Stocks surge on strong jobs report—here’s what top economists are saying

FAN Editor

Call it a jobs jump.

Stocks surged after the Labor Department delivered a stronger-than-expected nonfarm payrolls report for the month of October, leading the S&P 500 to a record high and pushing the Dow Jones Industrial Average up more than 200 points in Friday’s trading session.

Experts largely took the move as a positive sign. Here’s how three of them, including two top economists, reacted:

Jan Hatzius, chief economist at Goldman Sachs, said the report was surprisingly good:

“It was a very strong report. The current month was significantly stronger than expected and there was a large upward revision. So, if you look at the jobs numbers now, you’re really not seeing that much of a slowdown.
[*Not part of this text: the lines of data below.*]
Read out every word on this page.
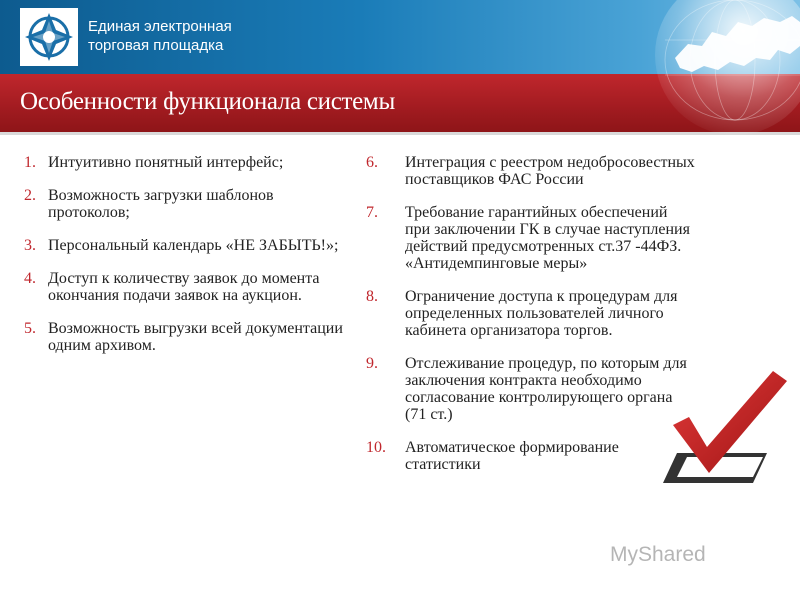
Единая электронная
торговая площадка
Особенности функционала системы
1. Интуитивно понятный интерфейс;
2. Возможность загрузки шаблонов протоколов;
3. Персональный календарь «НЕ ЗАБЫТЬ!»;
4. Доступ к количеству заявок до момента окончания подачи заявок на аукцион.
5. Возможность выгрузки всей документации одним архивом.
6. Интеграция с реестром недобросовестных поставщиков ФАС России
7. Требование гарантийных обеспечений при заключении ГК в случае наступления действий предусмотренных ст.37 -44ФЗ. «Антидемпинговые меры»
8. Ограничение доступа к процедурам для определенных пользователей личного кабинета организатора торгов.
9. Отслеживание процедур, по которым для заключения контракта необходимо согласование контролирующего органа (71 ст.)
10. Автоматическое формирование статистики
MyShared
It’s a little bit surprising because other indicators do show a slowdown over the last year, but the job market’s just chugging along for now. … I think it’s very consistent with what you’re seeing in the established … jobs numbers that labor demand continues to be strong, and I think the long-term trend in labor force participation is probably slightly down still because of demographics, [the] aging of the population. But against that, you’ve got this very strong labor demand, which is pulling more people into the workforce, which is obviously a good thing and it’s a signal that [the] job market’s very robust. … So, I think there are some signs of labor scarcity, nothing major, but, to some degree, you are seeing it in the wage numbers. Today’s number was obviously weaker, but the trend has been towards stronger wage growth. But, yeah, I think companies can still find workers where they need them, but they do have to pay up more than they have in previous years.”

Diane Swonk, chief economist at Grant Thornton, said the market’s positioning on the whole is “certainly defensive.”

The Fed could’ve paused, but they didn’t. So, we have it now. I think what’s important, too, though, is in the composition. The dirt is always in the details. The upward [earnings] revisions really came from leisure and hospitality [and,] most notably, food services, and retail. Retail had been careening downward all through the summer, really on a downward trend. It peaked in 2017, retail employment, but that actually was revised up over the last couple months along with the food services. The food services [are] also interesting because we know from Yelp data, from people searching and where they’re going and how they’re rating things, they’ve moved downscale. They’ve moved to lower-cost restaurants and to fast-food restaurants, which could be accounting for some of that hiring. What is a little bit surprising in the data, the manufacturing data, [is] we did not lose as much as we thought from GM because we saw GM’s competitors pick up production and manufacturing outside of the vehicle sector add jobs, so I think that’s important. On the other side of it, though: those service-sector workers are seeing a deceleration in wage growth, they’re not seeing increasing wages out there as rapidly as they had been, and they’re getting less hours worked. Their hours are being cut back a bit. So, as many of these services providers have had to pay more for workers, now, it seems that they’re willing to cut back on the hours that they have them and not have them pay overtime or, in some cases, cross the threshold into benefits.”

Christopher Harvey, head of equity strategy at Wells Fargo Securities, was focused on “the bigger picture”:

“I think the bigger picture, the bigger issue that we have, is the fears are really — it’s not that they’re unfounded, [but] they were just too great, whether we’re looking at earnings, whether we’re looking at the job picture, whether we’re looking at the economy. And that’s what we’re beginning to see and that’s why the stock market’s walking higher. … I think record highs are justified. You have low rates, you have an accommodative Fed, you have reasonable valuation, no inflation and people are positioned very risk averse. What’s been leading the way? Your bond proxies [and] your low-vol[atility trades].”